Exagérée ou non, cette appréciation dominait, sans réserves, dans le monde parlementaire, dont une indépendance frondeuse, poussée jusqu’à la révolte, constituait la règle de conduite. L’irritation vis-à-vis des intendants y était d’autant plus vive que la plupart d’entre eux avaient appris le maniement des affaires publiques au sein des grandes Compagnies judiciaires: le jour où ils se séparaient d’elles, on les considérait comme des transfuges désertant les traditions libérales de la magistrature pour grossir le nombre des courtisans et «des suppôts ministériels».

C’est dire qu’entre officiers de justice et délégués royaux, on se traitait de Turc à More. Rivalités de personnes et conflits d’attributions éclataient à tout propos. De part et d’autre, on ne négligeait aucun prétexte à picoteries. L’intendant ne se faisait point faute d’humilier la robe, des rangs de laquelle il sortait. De son côté, la robe ne manquait pas de payer l’intendant de la même monnaie. C’est ainsi que le prédécesseur de Tourny, M. Boucher, dut subir, pour se faire recevoir au Parlement, la mortification de recommencer ses visites, les premières, faites par simples billets--nous dirions aujourd’hui par cartes--étant jugées insuffisantes[123].

[123] M. Boucher séjourna à Bordeaux de 1720 à 1743. Il avait épousé une dame Leblanc qui mourut le 26 novembre 1732 «pour avoir pris dans un jour cent trente gobelets d’eau de chicorée». (_Manuscrit de M. de Raoul._)
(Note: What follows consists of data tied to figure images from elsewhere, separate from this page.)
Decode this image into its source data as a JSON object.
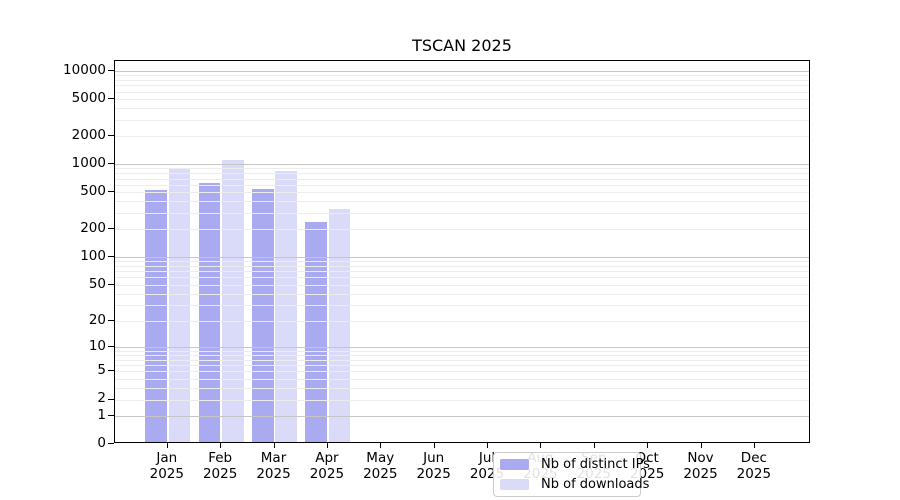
{
  "title": "TSCAN 2025",
  "chart_data": {
    "type": "bar",
    "title": "TSCAN 2025",
    "categories": [
      "Jan 2025",
      "Feb 2025",
      "Mar 2025",
      "Apr 2025",
      "May 2025",
      "Jun 2025",
      "Jul 2025",
      "Aug 2025",
      "Sep 2025",
      "Oct 2025",
      "Nov 2025",
      "Dec 2025"
    ],
    "x_tick_months": [
      "Jan",
      "Feb",
      "Mar",
      "Apr",
      "May",
      "Jun",
      "Jul",
      "Aug",
      "Sep",
      "Oct",
      "Nov",
      "Dec"
    ],
    "x_tick_year": "2025",
    "series": [
      {
        "name": "Nb of distinct IPs",
        "color": "#aaaaf1",
        "values": [
          500,
          600,
          510,
          230,
          null,
          null,
          null,
          null,
          null,
          null,
          null,
          null
        ]
      },
      {
        "name": "Nb of downloads",
        "color": "#dadaf9",
        "values": [
          860,
          1050,
          810,
          315,
          null,
          null,
          null,
          null,
          null,
          null,
          null,
          null
        ]
      }
    ],
    "y_ticks": [
      0,
      1,
      2,
      5,
      10,
      20,
      50,
      100,
      200,
      500,
      1000,
      2000,
      5000,
      10000
    ],
    "y_scale": "log10(1+v)",
    "ylim": [
      0,
      14000
    ],
    "grid": true,
    "legend_position": "bottom-center"
  },
  "colors": {
    "bar_distinct_ips": "#aaaaf1",
    "bar_downloads": "#dadaf9",
    "grid_major": "#c6c6c6",
    "grid_minor": "#ececec",
    "spine": "#000000",
    "legend_border": "#cccccc",
    "background": "#ffffff"
  }
}
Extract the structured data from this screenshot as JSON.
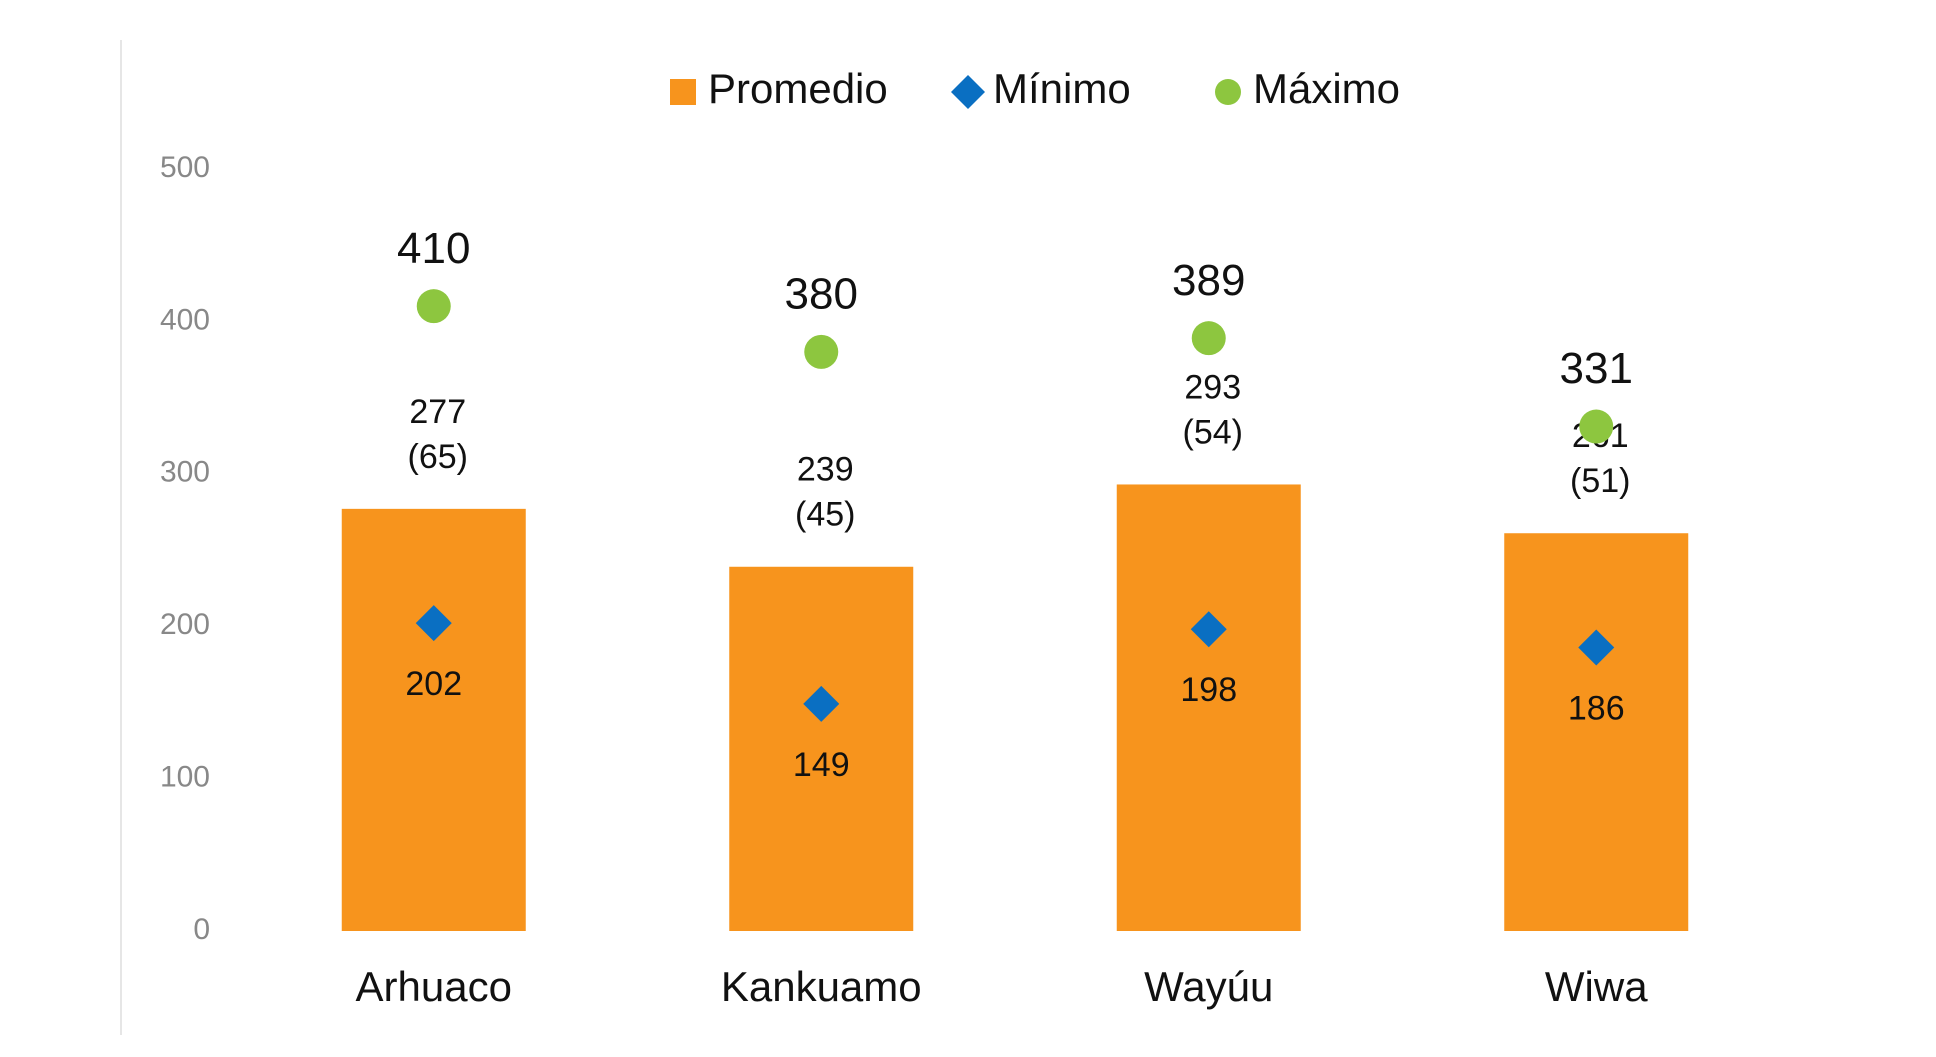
{
  "chart_data": {
    "type": "bar",
    "categories": [
      "Arhuaco",
      "Kankuamo",
      "Wayúu",
      "Wiwa"
    ],
    "series": [
      {
        "name": "Promedio",
        "type": "bar",
        "color": "#f7941d",
        "values": [
          277,
          239,
          293,
          261
        ],
        "error_labels": [
          "(65)",
          "(45)",
          "(54)",
          "(51)"
        ]
      },
      {
        "name": "Mínimo",
        "type": "diamond",
        "color": "#0a6fc2",
        "values": [
          202,
          149,
          198,
          186
        ]
      },
      {
        "name": "Máximo",
        "type": "circle",
        "color": "#8dc63f",
        "values": [
          410,
          380,
          389,
          331
        ]
      }
    ],
    "ylim": [
      0,
      500
    ],
    "yticks": [
      0,
      100,
      200,
      300,
      400,
      500
    ],
    "grid": false,
    "legend": "top"
  }
}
Deux camps existaient donc, nettement tranchés. Les parlementaires, entourés de sympathies et de respect, voyaient s’ouvrir devant eux toutes les portes. Au contraire, l’intendant en était réduit à un petit groupe composé des trésoriers de France, presque aussi impopulaires que les traitants[124], des candidats aux prébendes officielles et de quelques notabilités du commerce heureuses de se rehausser au contact du représentant de la Couronne.

[124] Le Bureau des trésoriers constituait une importante juridiction placée sous la dépendance de l’intendant, qui, se sachant en droit de compter sur son zèle, ne négligeait aucun prétexte pour étendre ses attributions. Elle se composait de vingt-six trésoriers, d’un procureur du roi, de deux greffiers, de six procureurs et de huit huissiers. Les charges de trésorier valaient de quarante à quarante-cinq mille livres. Les gages étaient de 2,614 livres, non compris le casuel qui pouvait atteindre deux cents écus.--_Archives départementales_, C. 2404.